During a return visit to New Zealand in 1907-9, he held solo exhibitions in Wellington and Christchurch, and participated in art society shows. He met Dorothy Kate Richmond, the doyenne of the Wellington art scene, and her nephew Esmond Atkinson, who was also a painter. Merton re-enrolled briefly at the Canterbury College School of Art in 1908.
In 1909 he returned to London, where he studied with the Flemish-born painter Charles van Havermaet in 1909-10, and made extended working visits to the Netherlands, Cornwall and Brittany. On this last occasion he participated in a sketching class at Concarneau, taught by Frances Hodgkins. He also travelled in other parts of western France in the summer of 1910.
Merton was elected to membership of the Royal Society of British Artists in 1910, and showed works in their 1910 and 1911 exhibitions. He continued to exhibit works in New Zealand until the late 1920s and was represented in several group shows in England and France between 1910 and 1926.
During an extended period in which he was based in Paris (1910-3) he studied first at the Académie Colarossi, then in the studio of Percyval Tudor-Hart where fellow-New Zealander Maud Sherwood was also studying. It is there that he met Ruth Calvert Jenkins, an American art student whom he married in London in 1914. In these years he made excursions to Northern Spain, England and Italy.
Ruth and Owen Merton lived from mid-1914 to mid-1916 in Prades, southern France, where their first son, Tom, was born in 1915. Owen played the piano in charity concerts and perhaps in the local cinema and refused to enlist after war was declared.
The family moved to New York in 1916, and Owen was based there until 1923. Their second son, John Paul, was born in 1918 and Ruth Merton died in 1921. Owen may have lived for a time as a farm worker and he certainly worked as a professional landscape- and garden-designer, church organist and cinema pianist.
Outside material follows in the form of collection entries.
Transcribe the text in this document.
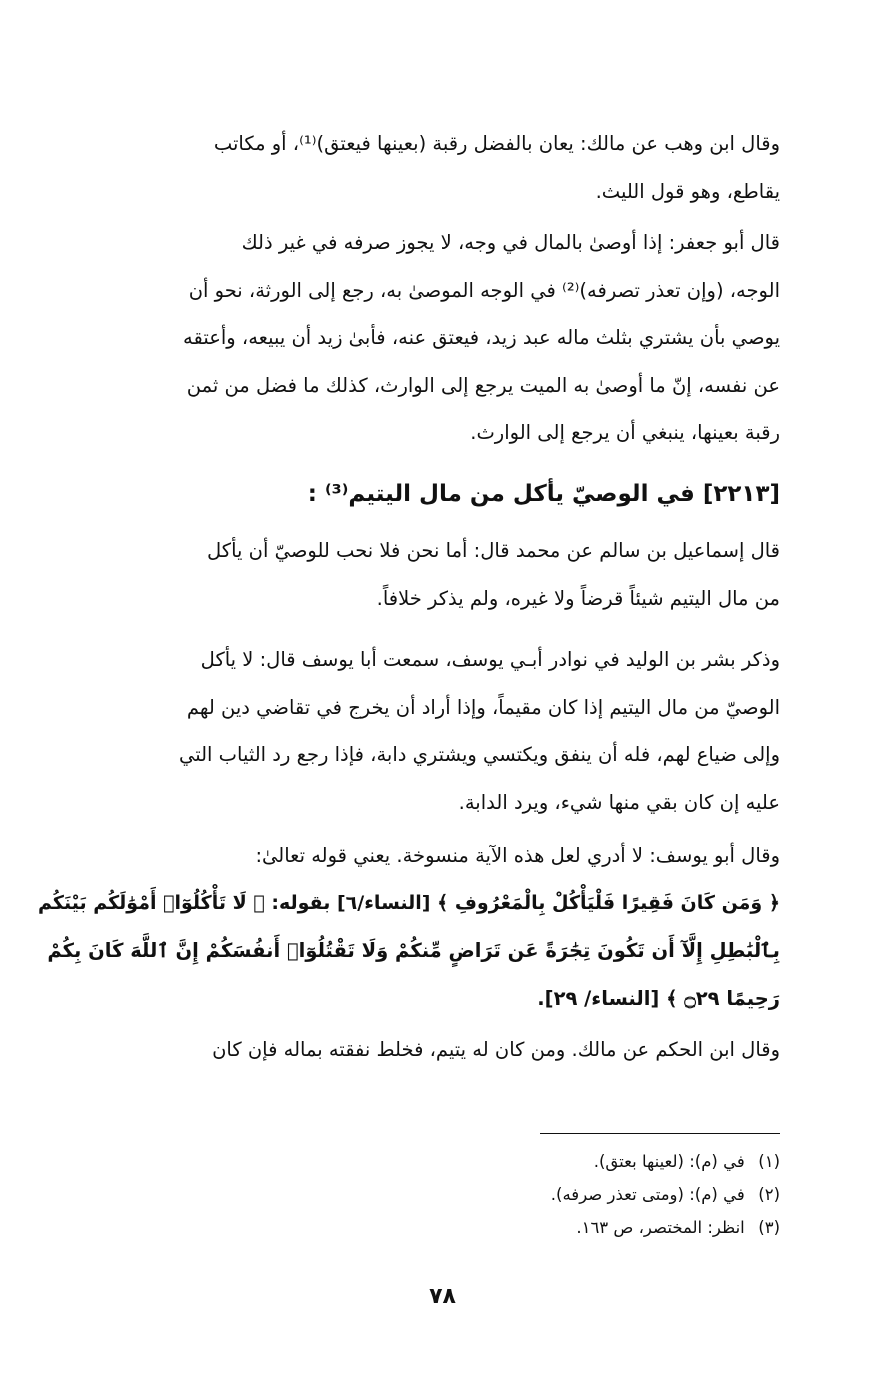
وقال ابن وهب عن مالك: يعان بالفضل رقبة (بعينها فيعتق)⁽¹⁾، أو مكاتب
يقاطع، وهو قول الليث.
قال أبو جعفر: إذا أوصىٰ بالمال في وجه، لا يجوز صرفه في غير ذلك
الوجه، (وإن تعذر تصرفه)⁽²⁾ في الوجه الموصىٰ به، رجع إلى الورثة، نحو أن
يوصي بأن يشتري بثلث ماله عبد زيد، فيعتق عنه، فأبىٰ زيد أن يبيعه، وأعتقه
عن نفسه، إنّ ما أوصىٰ به الميت يرجع إلى الوارث، كذلك ما فضل من ثمن
رقبة بعينها، ينبغي أن يرجع إلى الوارث.
[٢٢١٣] في الوصيّ يأكل من مال اليتيم⁽³⁾ :
قال إسماعيل بن سالم عن محمد قال: أما نحن فلا نحب للوصيّ أن يأكل
من مال اليتيم شيئاً قرضاً ولا غيره، ولم يذكر خلافاً.
وذكر بشر بن الوليد في نوادر أبـي يوسف، سمعت أبا يوسف قال: لا يأكل
الوصيّ من مال اليتيم إذا كان مقيماً، وإذا أراد أن يخرج في تقاضي دين لهم
وإلى ضياع لهم، فله أن ينفق ويكتسي ويشتري دابة، فإذا رجع رد الثياب التي
عليه إن كان بقي منها شيء، ويرد الدابة.
وقال أبو يوسف: لا أدري لعل هذه الآية منسوخة. يعني قوله تعالىٰ:
﴿ وَمَن كَانَ فَقِيرًا فَلْيَأْكُلْ بِالْمَعْرُوفِ ﴾ [النساء/٦] بقوله: ﴿ لَا تَأْكُلُوٓا۟ أَمْوَٰلَكُم بَيْنَكُم
بِٱلْبَٰطِلِ إِلَّآ أَن تَكُونَ تِجَٰرَةً عَن تَرَاضٍ مِّنكُمْ وَلَا تَقْتُلُوٓا۟ أَنفُسَكُمْ إِنَّ ٱللَّهَ كَانَ بِكُمْ
رَحِيمًا ۝٢٩ ﴾ [النساء/ ٢٩].
وقال ابن الحكم عن مالك. ومن كان له يتيم، فخلط نفقته بماله فإن كان
(١) في (م): (لعينها بعتق).
(٢) في (م): (ومتى تعذر صرفه).
(٣) انظر: المختصر، ص ١٦٣.
٧٨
He exhibited in numerous group and solo shows, including some important curated exhibitions, in New York and Philadelphia in the period 1917-1925 and was clearly considered by his peers to be a serious member of the New York avant-garde.
In the years 1921-3, after his wife's death, he visited Bermuda (twice) and Cape Cod (once). He was given a solo exhibition in the prestigious Daniel Gallery, New York, in 1923.
Meanwhile he had met the American writer Evelyn Scott in Bermuda, in late 1921 or early 1922, and lived with her until 1925. He became the basis for characters in several of her novels.
He made an extended visit to Europe (Italy, France, England) in 1923-5, and also spent some months of the winter of 1923-4 in Algeria. He had a solo exhibition at the Leicester Gallery, London, in 1925, and a second solo exhibition in New York (Daniel Gallery) also in 1925.
After a brief visit to New York in the summer of 1925, he returned to Europe for the last time, accompanied by Tom.
They settled in Saint-Antonin, south-western France, where he bought land and built a house. Owen travelled widely in southern France to paint, he played the piano in the Saint-Antonin cinema and was president of the local rugby club.
His second solo exhibition in London was held in 1928 and he was based in England thereafter (with at least three short visits to France), although his house would not be sold until 1930.
Owen Merton died in London in 1931 after a prolonged illness.